Scenario and simulation guidance
Use what-if and DES/DAG simulation when a team needs to compare options before changing operations:
| Scenario type | Typical inputs | Output to review |
|---|---|---|
| Staff change | Checkpoint, staff count, cost per staff, shift window, target KPI. | Average wait, P95 wait, throughput, queue size, and cost tradeoff. |
| Lane or checkpoint capacity | Lane count, service time, direction, open/closed state, failure assumptions. | Bottleneck movement, utilization, wait distribution, and lane impact. |
| Vehicle or cargo incident | Incident location, affected lane, duration, demand window. | Queue growth, expected recovery, affected throughput, and response option. |
| Density surge | Density thresholds, floor-plan grid, selected time window. | Red/amber cells, incident link, response notes, and replay evidence. |
| Multi-region disruption | Region, route, event timeline, resilience assumptions. | Regional KPI movement, timeline, and cross-region impact. |
Simulation output supports planning. It should be reviewed with local constraints, staffing rules, and field owner judgment before action.
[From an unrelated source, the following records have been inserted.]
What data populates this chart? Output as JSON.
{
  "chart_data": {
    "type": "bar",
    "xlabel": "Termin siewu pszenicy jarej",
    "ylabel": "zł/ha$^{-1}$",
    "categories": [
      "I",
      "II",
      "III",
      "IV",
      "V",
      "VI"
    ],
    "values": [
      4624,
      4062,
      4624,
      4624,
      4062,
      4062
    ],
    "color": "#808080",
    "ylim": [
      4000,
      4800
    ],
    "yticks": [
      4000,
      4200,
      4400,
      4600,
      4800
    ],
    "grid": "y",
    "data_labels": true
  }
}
Suggested Agent answer structure
When an AI assistant summarizes TrafficOps risk, use a stable format:
| Section | Content |
|---|---|
| Scope | Tenant, site, facility, checkpoint, lane, direction, time window, and selected flow. |
| Current state | Throughput, queue length, average wait, P95 wait, utilization, incidents, density, and SLA state. |
| Evidence | Source records, lane snapshots, arrival history, staffing schedule, simulation inputs, incident notes, and tool outputs. |
| Options | Ranked staffing, lane, incident, or maintenance options with expected impact and assumptions. |
| Handoff | Action plan, incident task, report, work order, or request for field verification. |
Validation checklist
- The workflow runs under the correct tenant, site, checkpoint, lane, direction, and time window.
- The caller has permission for the read, simulation, report, workflow, or write action.
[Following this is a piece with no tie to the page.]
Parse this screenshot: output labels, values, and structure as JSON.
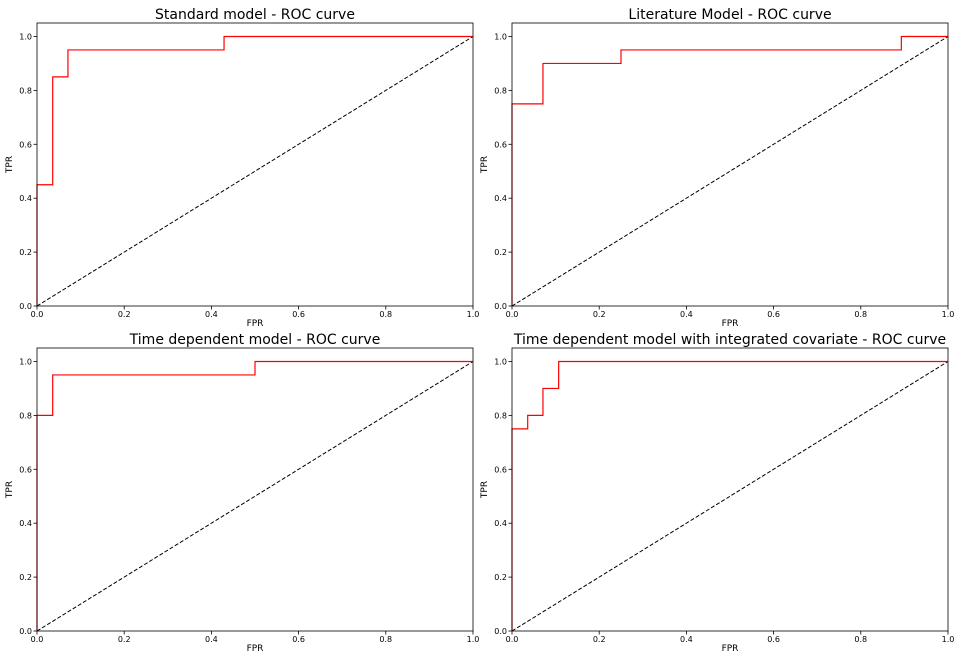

- Checkpoint, lane, arrival, queue, staff, equipment, incident, and route IDs resolve to the same operating model.
- Forecast or what-if output includes input parameters, time window, scenario assumptions, and confidence or run metadata when available.
- Recommendations name the action owner and stay in review until approved.
- Any lane, staff, incident, or maintenance action is recorded with decision status and feedback.
- Reports, exports, replay files, or ECM documents are stored with the operating review package when used in handover.